Discussions in Cheryl’s film focus on the silence about the history of Black Canadians in the Prairies and its link to the silence about Canadian racism. “It’s not a film about the past. It’s a film about who we are now because of the past,” she says. “It was really important for me to make a film that was not solely about the racism John Ware experienced.” The film is also about love. “It was important to make it beautiful and show the love that he shared with his wife and children.” Audiences agreed with her choice. John Ware Reclaimed won multiple awards in 2021.
In 2020, Cheryl also saw a 30th anniversary annotated reprint of her first book Pourin’ Down Rain and served on the advisory board for CBC’s Black on the Prairies, a multi-platform resource that explores the past and present lives of Black people on the Prairies.

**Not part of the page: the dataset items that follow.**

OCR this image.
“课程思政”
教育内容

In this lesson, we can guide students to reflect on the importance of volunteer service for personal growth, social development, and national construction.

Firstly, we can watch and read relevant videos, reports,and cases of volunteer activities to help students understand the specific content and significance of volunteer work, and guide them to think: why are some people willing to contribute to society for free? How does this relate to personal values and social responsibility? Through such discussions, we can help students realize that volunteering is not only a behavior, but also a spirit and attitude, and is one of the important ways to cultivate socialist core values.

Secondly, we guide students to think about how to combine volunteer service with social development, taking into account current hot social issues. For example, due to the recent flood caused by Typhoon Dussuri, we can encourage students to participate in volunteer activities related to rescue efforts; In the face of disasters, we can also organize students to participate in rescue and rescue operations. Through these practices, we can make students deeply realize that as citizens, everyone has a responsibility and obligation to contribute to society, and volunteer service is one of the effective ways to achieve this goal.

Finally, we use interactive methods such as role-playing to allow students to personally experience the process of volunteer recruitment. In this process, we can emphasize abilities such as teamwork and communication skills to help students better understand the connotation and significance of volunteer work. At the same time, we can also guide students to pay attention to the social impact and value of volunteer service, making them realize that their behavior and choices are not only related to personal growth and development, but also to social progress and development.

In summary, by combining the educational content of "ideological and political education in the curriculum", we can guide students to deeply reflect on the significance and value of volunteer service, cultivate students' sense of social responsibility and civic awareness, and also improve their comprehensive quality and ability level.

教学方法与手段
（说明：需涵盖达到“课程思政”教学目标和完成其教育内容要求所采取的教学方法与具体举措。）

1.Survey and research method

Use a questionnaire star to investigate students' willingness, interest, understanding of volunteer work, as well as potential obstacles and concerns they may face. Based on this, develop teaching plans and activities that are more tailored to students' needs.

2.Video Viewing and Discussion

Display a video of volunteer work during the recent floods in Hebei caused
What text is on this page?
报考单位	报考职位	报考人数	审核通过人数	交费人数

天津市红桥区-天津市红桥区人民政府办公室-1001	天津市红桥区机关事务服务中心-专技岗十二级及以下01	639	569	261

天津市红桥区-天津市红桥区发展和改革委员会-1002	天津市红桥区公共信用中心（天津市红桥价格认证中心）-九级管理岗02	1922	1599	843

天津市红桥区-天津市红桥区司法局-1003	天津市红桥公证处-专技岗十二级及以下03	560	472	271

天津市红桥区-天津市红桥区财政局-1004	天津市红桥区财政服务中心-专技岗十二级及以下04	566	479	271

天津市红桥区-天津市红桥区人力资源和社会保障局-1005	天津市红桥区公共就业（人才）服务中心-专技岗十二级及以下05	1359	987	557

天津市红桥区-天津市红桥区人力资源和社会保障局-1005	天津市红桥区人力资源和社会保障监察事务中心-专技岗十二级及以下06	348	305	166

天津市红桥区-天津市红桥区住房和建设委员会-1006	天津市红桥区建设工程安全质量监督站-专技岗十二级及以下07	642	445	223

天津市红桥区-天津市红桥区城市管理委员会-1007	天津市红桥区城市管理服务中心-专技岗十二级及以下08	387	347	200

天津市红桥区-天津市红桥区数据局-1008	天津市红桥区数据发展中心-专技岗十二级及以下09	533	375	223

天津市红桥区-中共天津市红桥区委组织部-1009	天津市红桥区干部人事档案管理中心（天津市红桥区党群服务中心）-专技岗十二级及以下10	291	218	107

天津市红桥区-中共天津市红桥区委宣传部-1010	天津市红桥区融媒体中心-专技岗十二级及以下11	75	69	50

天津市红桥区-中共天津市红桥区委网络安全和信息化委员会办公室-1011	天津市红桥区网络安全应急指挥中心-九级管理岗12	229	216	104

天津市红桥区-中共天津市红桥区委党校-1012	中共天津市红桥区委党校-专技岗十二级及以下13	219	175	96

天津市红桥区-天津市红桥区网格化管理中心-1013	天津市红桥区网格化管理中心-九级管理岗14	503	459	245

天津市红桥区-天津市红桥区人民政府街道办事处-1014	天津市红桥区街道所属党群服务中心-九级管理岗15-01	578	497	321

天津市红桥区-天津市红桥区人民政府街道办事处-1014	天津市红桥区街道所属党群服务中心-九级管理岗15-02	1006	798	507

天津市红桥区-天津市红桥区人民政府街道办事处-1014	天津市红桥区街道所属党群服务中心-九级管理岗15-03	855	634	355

For decades, Cheryl’s schedule has been packed with a multitude of speaking engagements, literary workshops, panels and juries. She also continues her research, writing and service to her community. She volunteers with the Calgary Black Chambers, serving as the organization’s Historian in Residence. Whether it’s through formal volunteer positions or through organic one-on-one connections, she is an active mentor, paying forward the generosity of those who guided her as a young writer. “Nobody builds a career in the arts on their own,” she says.
Profiled in Who’s Who in Black Canada, Cheryl has received public and critical acclaim, and garnered multiple awards over the decades, including the 2008 national Harry Jerome Award for The Arts. She received the Lieutenant Governor of Alberta Distinguished Artist Award in 2021. In 2022, Cheryl will receive the Queen Elizabeth II’s Platinum Jubilee Medal (Alberta).
Cheryl and Clem live in Calgary, where they spend as much time as they can with two grandchildren whom they adore beyond words.